I finally played a game!
I played "Code Names" from Czech Games. It's a more literary
"Guess Who?" The fellow manning the booth explained the rules and
then he and I played against a father and son that had also been watching the
previous patrons play. It was pre-release -- they sold out several hundred beta
copies, gone first day of the show -- but should be out about now, sometime in
September, 2015. I plan to get one.
Fresh from my fun with Code Names I played another game at
the Steve Jackson Games booth. They had "Mars Attacks: the Dice Game"

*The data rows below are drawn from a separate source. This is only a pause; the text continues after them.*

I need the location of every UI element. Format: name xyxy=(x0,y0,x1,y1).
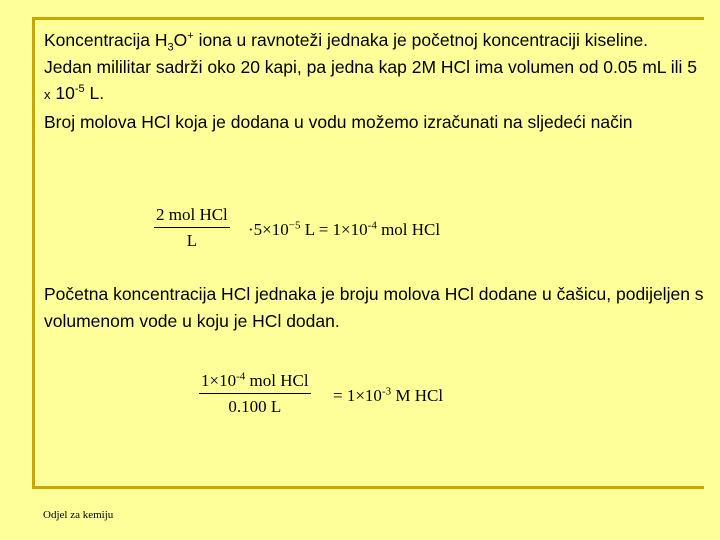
equation-concentration-numerator: $1\times 10^{-4}$ mol HCl xyxy=(199,371,311,394)
intro-line1: Koncentracija $H_3O^+$ iona u ravnoteži jednaka je početnoj koncentraciji kiseline. xyxy=(44,30,649,54)
equation-moles-result: $\cdot 5\times 10^{-5}$ $L = 1\times 10^{-4}$ mol HCl xyxy=(248,219,441,239)
intro-line2: Jedan mililitar sadrži oko 20 kapi, pa jedna kap 2M HCl ima volumen od 0.05 mL ili 5 x $10^{-5}$ L. xyxy=(44,56,698,103)
paragraph-concentration: Početna koncentracija HCl jednaka je broju molova HCl dodane u čašicu, podijeljen s volumenom vode u koju je HCl dodan. xyxy=(44,284,704,331)
equation-moles-numerator: 2 mol HCl xyxy=(154,205,230,228)
top-border-line xyxy=(32,17,704,20)
footer-department: Odjel za kemiju xyxy=(43,509,114,521)
equation-concentration-denominator: 0.100 L xyxy=(228,397,282,416)
intro-line3: Broj molova HCl koja je dodana u vodu možemo izračunati na sljedeći način xyxy=(44,111,633,132)
left-border-line xyxy=(32,17,35,489)
equation-concentration-result: = $1\times 10^{-3}$ M HCl xyxy=(333,385,444,405)
equation-moles-denominator: L xyxy=(186,231,198,250)
equation-concentration-fraction xyxy=(199,371,311,417)
bottom-border-line xyxy=(32,486,704,489)
paragraph-intro xyxy=(44,27,704,135)
equation-moles-fraction xyxy=(154,205,230,251)
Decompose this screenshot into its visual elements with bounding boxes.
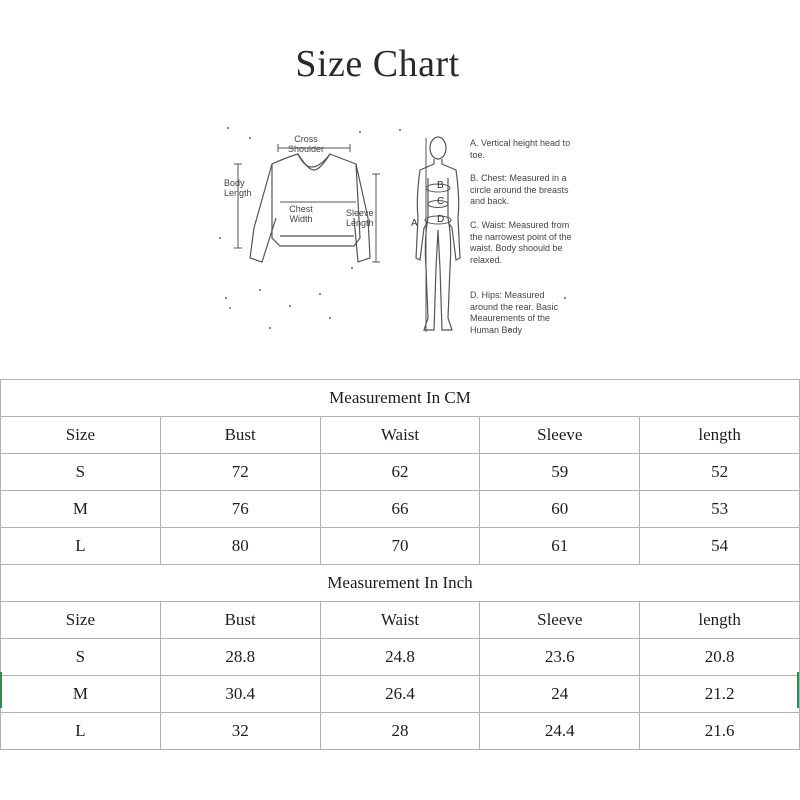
- column-header-bust: Bust: [160, 417, 320, 454]
- column-header-size: Size: [1, 602, 161, 639]
- length-cell: 52: [640, 454, 800, 491]
- length-cell: 53: [640, 491, 800, 528]
- length-cell: 54: [640, 528, 800, 565]
- table-row: [1, 454, 800, 491]
- size-cell: L: [1, 713, 161, 750]
- sleeve-cell: 24.4: [480, 713, 640, 750]
- table-row: [1, 491, 800, 528]
- size-cell: S: [1, 639, 161, 676]
- chest-width-label: Chest Width: [289, 204, 313, 224]
- table-header-row: [1, 417, 800, 454]
- sleeve-length-label: Sleeve Length: [346, 208, 374, 228]
- size-table: [0, 379, 800, 750]
- size-cell: L: [1, 528, 161, 565]
- note-b: B. Chest: Measured in a circle around the breasts and back.: [470, 173, 569, 206]
- table-row: [1, 528, 800, 565]
- bust-cell: 76: [160, 491, 320, 528]
- note-a: A. Vertical height head to toe.: [470, 138, 571, 160]
- column-header-length: length: [640, 417, 800, 454]
- length-cell: 21.6: [640, 713, 800, 750]
- table-header-row: [1, 602, 800, 639]
- waist-cell: 66: [320, 491, 480, 528]
- sleeve-cell: 61: [480, 528, 640, 565]
- row-selection-marker-left: [0, 672, 2, 708]
- bust-cell: 30.4: [160, 676, 320, 713]
- sleeve-cell: 59: [480, 454, 640, 491]
- table-row: [1, 639, 800, 676]
- column-header-length: length: [640, 602, 800, 639]
- sleeve-cell: 24: [480, 676, 640, 713]
- sleeve-cell: 60: [480, 491, 640, 528]
- column-header-sleeve: Sleeve: [480, 602, 640, 639]
- column-header-sleeve: Sleeve: [480, 417, 640, 454]
- page-title: Size Chart: [295, 43, 460, 85]
- column-header-bust: Bust: [160, 602, 320, 639]
- table-row: [1, 713, 800, 750]
- column-header-waist: Waist: [320, 602, 480, 639]
- size-cell: S: [1, 454, 161, 491]
- bust-cell: 28.8: [160, 639, 320, 676]
- column-header-size: Size: [1, 417, 161, 454]
- bust-cell: 80: [160, 528, 320, 565]
- length-cell: 21.2: [640, 676, 800, 713]
- body-marker-d: D: [437, 214, 445, 225]
- body-length-label: Body Length: [224, 178, 252, 198]
- bust-cell: 32: [160, 713, 320, 750]
- bust-cell: 72: [160, 454, 320, 491]
- waist-cell: 62: [320, 454, 480, 491]
- column-header-waist: Waist: [320, 417, 480, 454]
- note-c: C. Waist: Measured from the narrowest point of the waist. Body shoould be relaxed.: [470, 220, 572, 265]
- length-cell: 20.8: [640, 639, 800, 676]
- row-selection-marker-right: [797, 672, 799, 708]
- table-row: [1, 676, 800, 713]
- sleeve-cell: 23.6: [480, 639, 640, 676]
- body-marker-b: B: [437, 180, 444, 191]
- inch-table-caption: Measurement In Inch: [1, 565, 800, 602]
- cm-table-caption: Measurement In CM: [1, 380, 800, 417]
- size-cell: M: [1, 491, 161, 528]
- body-marker-c: C: [437, 196, 445, 207]
- size-cell: M: [1, 676, 161, 713]
- waist-cell: 24.8: [320, 639, 480, 676]
- note-d: D. Hips: Measured around the rear. Basic Meaurements of the Human Body: [470, 290, 559, 335]
- waist-cell: 28: [320, 713, 480, 750]
- waist-cell: 70: [320, 528, 480, 565]
- waist-cell: 26.4: [320, 676, 480, 713]
- measurement-diagram: [210, 118, 590, 348]
- body-marker-a: A: [411, 218, 418, 229]
- cross-shoulder-label: Cross Shoulder: [287, 134, 325, 154]
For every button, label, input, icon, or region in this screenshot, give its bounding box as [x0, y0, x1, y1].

set up for demo so even though I'm not a fan of Mars Attacks, I played a round
of that. It was fun -- typically the only dice based games I play are Yahtzee and
10,000, but this was engaging without much mental challenge. After that it was
time for the Guest of Honor session.
I was a bit uncertain about seeing GoH Terry Brooks, author
of The Sword of Shannara. I read that book back in 1977 and it was clearly good
but I couldn't get past the hubris or mimicry vis a vis J.R.R. Tolkien and The
Lord of the Rings. I wasn't the only one. Turns out Mr. Brooks is insightful
and delightful and understands the burden with which he has been saddled. He
answered questions from the 200+ person audience about the dozens of books that
he has written and then they showed the MTV trailer from the
forthcoming series The Shannara Chronicles (January, 2016) which starts with
the second book, The Elfstones of Shannara. He then answered audience questions
on that. I'll be interested to watch some of that. I'm reading the book now. In
fact, I got a free copy and had Terry Brooks sign it on Sunday morning and I
got a chance to apologize for not reading more of his work over the past 37
years. He was very gracious.
Panel 14: Character: Worthy Opponents (Elizabeth Vaughan,
Matt Forbeck, Christopher Rowe, Geoffrey Girard, Terry Brooks)

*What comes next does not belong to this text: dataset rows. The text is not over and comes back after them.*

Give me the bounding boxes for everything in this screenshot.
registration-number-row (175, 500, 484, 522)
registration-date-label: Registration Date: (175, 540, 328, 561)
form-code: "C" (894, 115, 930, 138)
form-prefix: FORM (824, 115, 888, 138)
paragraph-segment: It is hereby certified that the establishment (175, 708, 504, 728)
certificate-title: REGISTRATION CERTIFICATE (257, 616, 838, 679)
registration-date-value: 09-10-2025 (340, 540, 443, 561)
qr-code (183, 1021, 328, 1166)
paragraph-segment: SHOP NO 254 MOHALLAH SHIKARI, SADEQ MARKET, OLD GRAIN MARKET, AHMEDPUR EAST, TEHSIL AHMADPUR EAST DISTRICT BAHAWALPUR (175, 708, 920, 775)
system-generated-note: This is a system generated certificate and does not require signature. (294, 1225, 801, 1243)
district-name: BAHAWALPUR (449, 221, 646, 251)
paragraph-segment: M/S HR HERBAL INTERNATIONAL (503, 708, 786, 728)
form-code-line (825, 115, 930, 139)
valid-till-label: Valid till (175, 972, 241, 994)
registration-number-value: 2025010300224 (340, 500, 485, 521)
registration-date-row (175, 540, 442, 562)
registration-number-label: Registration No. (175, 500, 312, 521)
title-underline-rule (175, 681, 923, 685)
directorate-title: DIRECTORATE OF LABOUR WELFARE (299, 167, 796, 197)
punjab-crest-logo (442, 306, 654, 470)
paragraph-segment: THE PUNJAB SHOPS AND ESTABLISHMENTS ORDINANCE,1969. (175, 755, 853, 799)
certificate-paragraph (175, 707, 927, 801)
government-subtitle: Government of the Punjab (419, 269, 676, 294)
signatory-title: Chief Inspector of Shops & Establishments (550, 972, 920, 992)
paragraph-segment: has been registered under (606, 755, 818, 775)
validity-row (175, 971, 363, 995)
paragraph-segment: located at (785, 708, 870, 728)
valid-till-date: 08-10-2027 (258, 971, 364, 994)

Girard sat next to Brooks and was clearly in a bit of awe,
especially as the panel introduced themselves; Girard has essentially one novel
(and lots of short stories), while Brooks has dozens and a major TV deal, etc.
Fun to see, both were good natured.
Notes:
1)
Need to balance villains against protags
2)
Try to understand the motivations of your
villains
3)
Christopher Rowe: "I don't like The Joker.
I don't even like Heath Ledger's Joker. How about that?" (This is going
out on limb, deriding a famous bat-villain with this audience, especially the
version played by a favorite son actor, deceased no less.) I believe Mr. Rowe
was saying he wasn't believable, all persona and no depth.
Panel 15: Supporting Characters (Maxwell Drake, Elizabeth
Vaughan, Geoffrey Girard, Terry Brooks)
Notes:
1)
Ask tertiary characters: What do you want from
this scene? - Maxwell Drake
2)
"Plot drives everything." - Terry
Brooks (the observant reader will not that this does not well align with an
assertion in an earlier panel that plot is there to facilitate the characters,
give them something to arc against)
3)
Have love and hate in every chapter
4)
Sometimes supporting characters can show up the
main character -- builds character.
There was one more event for me (well, two, if you count out
to dinner, which I do in this case) on Saturday, but I'm tired now and want to
go, so I'll lump that into Sunday. TTFN.